Security forces dispersed on Sunday evening hundreds of teachers who had gathered outside the Education Ministry headquarters in the new administrative capital to protest what they described as obscure and prejudiced hiring criteria in a recent public education program.
Facing a substantial shortage of teachers and a freeze on normal state hiring has strained public schools for years, the government launched a scheme last summer to make an exceptional 30,000 hires for kindergarten and assistant primary school teachers.
The sit-in began Sunday morning after 14,000 teachers discovered that they had not passed the final step of the hiring process in the scheme: a verbal exam at the Military Academy. Those rejected say they had passed all other steps of the process, including the academy’s medical and physical fitness exams.
Amira, one of the teachers who participated in the protest outside the Education Ministry, told Mada Masr that thousands of female educators had come from different governorates with their children. Security forces aimed water hoses at some of the teachers and took several people away from the scene, making them board buses and releasing them half an hour later at a considerable distance from the ministry, according to three teachers who spoke to Mada Masr on condition of anonymity for fear of arrest or retribution.
“You didn’t pass,” Education Ministry spokesperson Shady Zalata told the protesters on Sunday. “Maybe the people down at the verbal exam didn’t like the look of you.”
Tens of thousands of hopeful teachers had applied for the scheme last year. Of those, 95,000 were selected to undergo a two-hour-long test, comprising 260 questions, conducted in Cairo by the Central Agency for Organization and Administration. Several teachers who spoke to Mada Masr said that the 28,000 who passed were invited to an unorthodox second phase of testing at the Military Academy, a new requirement introduced last year for employment at any government body. They submitted to a mandatory medical examination and a fitness test that included running, push-ups and abdominal exercises.
Many women who applied for the program have since complained that they weren’t given prior warning of the physically strenuous requirements and were discriminated against on the basis of being pregnant or overweight.
Finally, applicants underwent a verbal exam at the Military Academy. Teachers say that this stage involved ten teachers standing in front of a group of Military Academy major generals, where they had to introduce themselves by stating their names, governorates and scores in the medical and physical tests at the Military Academy.
Educators who spoke to Mada Masr described this final stage of the hiring process as being completely obscure. Fatma, a teacher who applied from Fayoum, says that 500 women qualified alongside her for the verbal exam, but only 239 of them passed the last hurdle. None of those who failed were informed why.
Education directorates in several governorates began announcing the results of the application process on Wednesday. Teachers who had applied were directed to check their application status online by entering their national ID numbers. In some governorates, education directorates also published the names of successful candidates. Of the 28,000 teachers who passed all of the first steps, only 14,000 were hired, several teachers said.
At the time of publication, Mada Masr was unable to reach Zalata to confirm the figures and the criteria upon which applicants were rejected during the last phase of the hiring process.
Essam Mohamed, one of the rejected applicants, said it was disappointing to be denied clear information after so much effort. Thousands of teachers endured the burden of traveling from their governorates to Cairo to take the written test and Military Academy exams, he said. They attended training sessions in other governorates for nearly two years, and many of them lost their other jobs.

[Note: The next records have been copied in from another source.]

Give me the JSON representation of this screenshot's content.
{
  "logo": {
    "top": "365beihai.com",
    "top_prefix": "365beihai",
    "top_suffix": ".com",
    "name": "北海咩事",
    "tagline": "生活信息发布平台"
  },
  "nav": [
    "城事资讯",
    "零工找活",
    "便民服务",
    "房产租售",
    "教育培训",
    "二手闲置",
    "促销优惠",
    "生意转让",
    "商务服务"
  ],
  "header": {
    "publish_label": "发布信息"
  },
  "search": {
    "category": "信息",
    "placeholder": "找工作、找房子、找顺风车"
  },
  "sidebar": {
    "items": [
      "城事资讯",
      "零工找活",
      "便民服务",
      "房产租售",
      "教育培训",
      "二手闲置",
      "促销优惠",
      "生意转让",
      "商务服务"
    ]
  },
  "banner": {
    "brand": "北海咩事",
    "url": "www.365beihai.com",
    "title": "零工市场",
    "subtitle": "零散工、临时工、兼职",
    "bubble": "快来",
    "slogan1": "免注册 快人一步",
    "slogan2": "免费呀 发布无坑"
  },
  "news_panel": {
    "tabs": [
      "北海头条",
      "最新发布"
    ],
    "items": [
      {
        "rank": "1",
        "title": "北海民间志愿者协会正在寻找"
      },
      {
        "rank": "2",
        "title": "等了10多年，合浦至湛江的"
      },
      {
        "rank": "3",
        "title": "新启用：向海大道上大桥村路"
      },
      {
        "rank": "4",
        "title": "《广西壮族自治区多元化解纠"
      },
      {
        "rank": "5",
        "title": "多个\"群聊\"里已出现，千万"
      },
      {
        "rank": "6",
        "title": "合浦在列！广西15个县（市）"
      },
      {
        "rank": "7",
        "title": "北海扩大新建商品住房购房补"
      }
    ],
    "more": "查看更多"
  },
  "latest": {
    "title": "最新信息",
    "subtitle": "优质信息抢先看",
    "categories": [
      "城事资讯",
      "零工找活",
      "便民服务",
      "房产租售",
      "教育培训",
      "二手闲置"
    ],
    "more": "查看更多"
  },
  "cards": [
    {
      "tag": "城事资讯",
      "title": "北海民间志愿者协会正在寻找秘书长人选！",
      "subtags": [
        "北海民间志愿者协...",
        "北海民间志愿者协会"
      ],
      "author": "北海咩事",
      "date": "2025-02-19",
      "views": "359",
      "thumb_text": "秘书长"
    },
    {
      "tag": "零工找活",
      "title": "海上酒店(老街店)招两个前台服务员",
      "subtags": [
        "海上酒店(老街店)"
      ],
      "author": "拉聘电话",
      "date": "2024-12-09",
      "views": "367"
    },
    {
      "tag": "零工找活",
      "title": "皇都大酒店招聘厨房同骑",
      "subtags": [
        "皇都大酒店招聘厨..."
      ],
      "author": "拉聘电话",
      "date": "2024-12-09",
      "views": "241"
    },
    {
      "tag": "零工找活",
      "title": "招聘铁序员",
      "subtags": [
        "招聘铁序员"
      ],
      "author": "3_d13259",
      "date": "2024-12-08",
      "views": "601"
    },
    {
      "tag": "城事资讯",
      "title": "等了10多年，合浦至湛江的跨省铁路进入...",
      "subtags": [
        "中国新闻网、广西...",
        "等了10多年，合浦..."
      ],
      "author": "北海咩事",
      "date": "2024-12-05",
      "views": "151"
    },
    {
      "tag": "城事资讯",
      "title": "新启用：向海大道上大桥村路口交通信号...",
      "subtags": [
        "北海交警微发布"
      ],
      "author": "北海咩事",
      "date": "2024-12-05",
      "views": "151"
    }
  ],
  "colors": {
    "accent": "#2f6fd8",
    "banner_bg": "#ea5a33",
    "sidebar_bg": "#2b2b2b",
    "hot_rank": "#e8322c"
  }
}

Asmaa, one of the teachers whose application was rejected in Assiut, told Mada Masr that she had reached out to the governorate’s education directorate to ask for more information regarding her rejection. She graduated from college with honors, passed the written tests, the educational and psychological training and the Military Academy’s medical and physical fitness exams. She also took the verbal exam, where she was asked to state her name, governorate and the scores from her medical and physical exams.
Now, she is uncertain about how to proceed. An Assiut Education Directorate official told her and other rejected applicants to submit appeals on a blank sheet of paper and that once they are resolved, they might be accepted in a second round of hiring, Asmaa said. However, applicants from other directorates weren’t told whether there would be another round of hiring, she said. “Each directorate says something different, that is why we came to the ministry,” she said.
Mohamed said that he also understood that teachers would be able to submit appeals to their governorate’s education directorate and that they might be able to retake the exams they hadn’t passed. But he didn’t know which exams they would be invited to try out for again. Would it be the physical exams, which saw 4,000 to 6,000 people excluded on the basis of their weight, fitness or for being pregnant, or the verbal exam the criteria for which they do not understand?